In 1910, the German physiologist, Nathan Zuntz, led a high altitude expedition to Tenerife in the Canary Islands and the members stayed in the Alta Vista Hut at an altitude of 3350 m. Joseph Barcroft was one of the participants, and he reported that he was the only member of the group who had severe mountain sickness (Barcroft 1925). In addition he was the only person who showed no significant fall in alveolar PCO₂ at the Alta Vista Hut. His PCO₂ at sea level was normally 40 mmHg and this fell only to 38 mmHg at the Hut. This was in contrast to his colleague Douglas who did not suffer from mountain sickness and whose PCO₂ fell from 41 to 32, while that of Zuntz fell from 35 to 27 mmHg. Barcroft therefore argued that since his alveolar ventilation was almost unchanged at high altitude, his alveolar PO₂ must have been lower than that than the rest of the party, and this was the cause of the mountain sickness. Although Paul Bert had demonstrated to most people's satisfaction that the physiological problems of high altitude were caused by a low PO₂ back in 1878 (Bert 1878), this was not universally accepted. In fact in 1910 Angelo Mosso still believed that mountain sickness was caused by a low PCO₂.
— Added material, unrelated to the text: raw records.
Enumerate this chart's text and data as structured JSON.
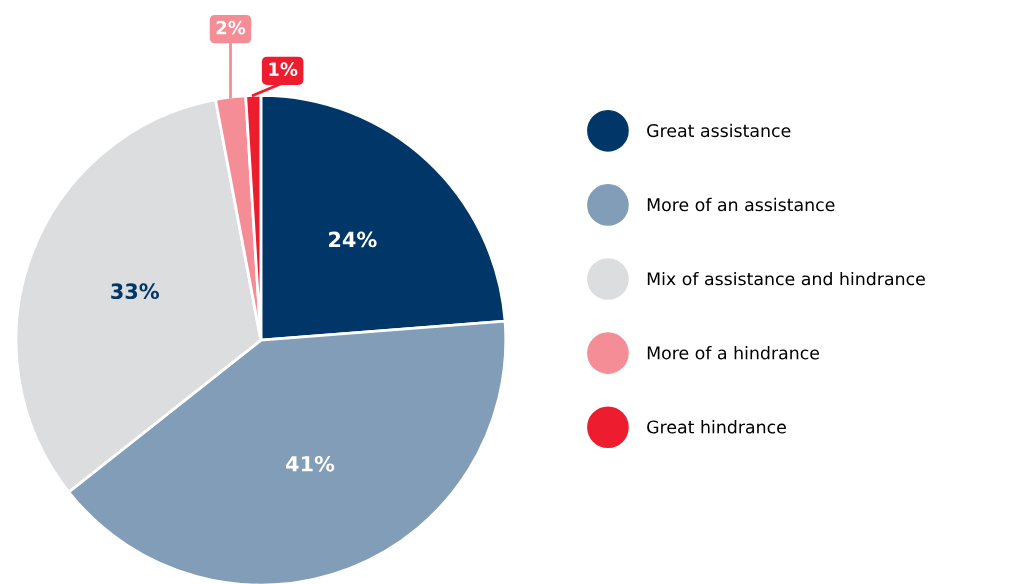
{
  "chart_data": {
    "type": "pie",
    "categories": [
      "Great assistance",
      "More of an assistance",
      "Mix of assistance and hindrance",
      "More of a hindrance",
      "Great hindrance"
    ],
    "values": [
      24,
      41,
      33,
      2,
      1
    ],
    "colors": [
      "#003768",
      "#829db8",
      "#dcdddf",
      "#f48d96",
      "#ed1c2e"
    ],
    "value_labels": [
      "24%",
      "41%",
      "33%",
      "2%",
      "1%"
    ],
    "legend": "right"
  }
}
These early and somewhat anecdotal data gave rise to the hypothesis that a good hypoxic ventilatory response was important in tolerance to high altitude. Subjects with a low ventilatory response to hypoxia would be more hypoxic and therefore at risk, whereas those with a brisk response were able to maintain a higher alveolar and therefore arterial PO₂. It is known that there is a large range of ventilatory responses to hypoxia in normal people. For example, measurements made on climbers of the AMREE expedition in 1981 using the method described by Weil et al (1970) showed that the response ranged from about 3 to over 30 l.min⁻¹, that is a tenfold difference (Schoene et al 1984).

If a low alveolar and therefore arterial Po₂ is an important factor in the development of acute mountain sickness, we would expect this to be reflected in a lower pulse oximeter reading. This explains the Pro/Con feature on “Pulse Oximetry is Useful in Predicting Acute Mountain Sickness” that is included in this issue. Buddha Basnyat summarizes the data supporting the hypothesis whereas Jeremy Windsor and George Rodway argue the opposite. Readers can decide for themselves whether they are convinced one way or the other. However it is clear that there are cogent arguments on both sides.

Part of the problem may be in the methodology. The pulse oximeter reading can be influenced by a number of factors including the temperature of the finger and the activity of the subject, and it is well known that a short period of hyperventilation, even if the subject is unaware of this, can substantially increase the reading. Also we are all familiar with the fact that because of the shape of the oxygen dissociation curve, the pulse oximetry reading is a blunt instrument at the higher arterial PO₂ values. A reduction of arterial PO₂ from 100 to 60 mmHg may only decrease the pulse oximeter reading from only 97% to 90% depending on the position of the oxygen dissociation curve.

If AMS is actually present in a small amount (forme fruste), it would certainly not be surprising if this depressed the pulse oximeter reading. Some patients with AMS have crackles in their lung by auscultation, which presumably means that they have subclinical pulmonary edema, and this would be expected to impair gas exchange.

It would be useful to know to what extent subjects increase their ventilation when they go to high altitude. As indicated above, there is a large range in the ventilatory response to hypoxia among normal people, and intuitively it seems reasonable that those who do not increase their ventilation much, and therefore have a lower alveolar and arterial P0₂, will not tolerate high altitude well. However at the present time there is no simple non-invasive method of measuring the alveolar PO₂ and PCO₂. There is currently interest in developing a hand-held alveolar gas meter in which a subject breathes through a mouthpiece and a small sample of the expired and inspired gas is drawn into miniature oxygen and carbon dioxide analyzers and the end-tidal values are displayed. Such a device would immediately tell us whether the subject was increasing his ventilation and therefore depressing his alveolar PCO₂ at high altitude or not. With existing technology it should be possible to make a handheld, battery-operated instrument that could be used in the field. Such a device might be useful in predicting who is at risk of developing AMS.